A cookie jar is something that one day I hope to have stocked at all times in case of emergencies, friends popping over unannounced or – let’s be honest – when I’m in need of something comforting and sugar-loaded to eat.
There’s something ultimately reassuring about a cookie, which is oh so slightly larger than the British biscuit, with a softer and chewier consistency. The flavour choices are never ending but one of the most simple yet satisfying is chocolate chip.
I’ve gone for milk chocolate here, as I prefer its sugary flavour to the slightly bitter edge of dark chocolate, but feel free to go for whatever you prefer.
You can use pre-made chocolate drops or just hack up a big slice of dairy milk as I’ve done here which I think gives the whole thing a little bit more chocolate impact. I also love it when you bite into a cookie and end up with a huge chunk of chocolate in your mouth (as a baker it’s your duty to taste test the chocolate before starting).
They do last for three days in an airtight container but I defy you to make them last that long. They’re best eaten 10 minutes after coming out of the oven when the chocolate is still slightly soft and the cookie is warm and pliable.

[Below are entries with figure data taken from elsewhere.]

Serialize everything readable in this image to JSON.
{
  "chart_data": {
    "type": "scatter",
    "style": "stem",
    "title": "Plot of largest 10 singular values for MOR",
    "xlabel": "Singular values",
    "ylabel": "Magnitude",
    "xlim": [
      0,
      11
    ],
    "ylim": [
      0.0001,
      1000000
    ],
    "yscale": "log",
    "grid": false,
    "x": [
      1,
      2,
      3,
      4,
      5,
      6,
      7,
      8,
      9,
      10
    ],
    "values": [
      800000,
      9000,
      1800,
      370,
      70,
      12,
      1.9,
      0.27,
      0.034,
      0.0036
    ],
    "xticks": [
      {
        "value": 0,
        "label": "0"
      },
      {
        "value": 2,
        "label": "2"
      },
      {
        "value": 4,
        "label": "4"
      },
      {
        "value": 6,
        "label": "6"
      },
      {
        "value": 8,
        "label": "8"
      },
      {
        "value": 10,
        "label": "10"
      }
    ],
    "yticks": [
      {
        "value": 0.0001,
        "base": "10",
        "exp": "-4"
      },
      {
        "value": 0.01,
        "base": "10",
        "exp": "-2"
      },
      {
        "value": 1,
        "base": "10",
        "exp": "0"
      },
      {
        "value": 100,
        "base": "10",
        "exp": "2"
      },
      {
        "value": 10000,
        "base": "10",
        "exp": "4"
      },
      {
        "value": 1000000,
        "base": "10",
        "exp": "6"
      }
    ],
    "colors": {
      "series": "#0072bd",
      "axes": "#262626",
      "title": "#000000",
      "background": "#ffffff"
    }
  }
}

These are also great as an edible gift because they travel well and look great wrapped in clear plastic bags as I’ve done here and they’re an instant uplifter for anyone you hand them to.
100g unsalted butter, very soft
50g caster sugar
50g soft brown sugar
250g plain flour
1tsp bicarbonate of soda
1tsp vanilla extract
1 large free range egg
200g milk chocolate (chopped into rough chunks)
How to make…
Preheat the oven to 190C/170C fan/gas 5 and line two baking trays with baking paper.
Mix the butter and sugars together until light and fluffy – this takes around three minutes with an electric beater, five without. You want a smooth, thick consistency.
Continue mixing and add in the egg and vanilla extract until both have been mixed in and then add the bicarb, flour and a pinch of salt and continue stirring until everything is combined. Once it’s all together, throw in the chocolate and give it a final stir to make sure it’s evenly mixed through the cookie dough.
Now, take small walnut-sized lumps of dough and roll them into small balls (extra flour may be needed) and place onto the baking trays. You’ll get about nine on each baking tray and once the balls are lightly balanced on the trays, use a fork to gently press them down so they resemble the finished cookie shape.
The cookies will expand slightly when cooking so make sure there’s enough room inbetween them otherwise they’ll merge into some kind of giant gladiator cookie (although this might not be a bad thing).
Pop into the oven for eight to ten minutes and once the cookie has turned a lovely golden brown take them out and leave to cool. They’re ready to each pretty much as soon as they’re cool enough to put in your mouth. Enjoy!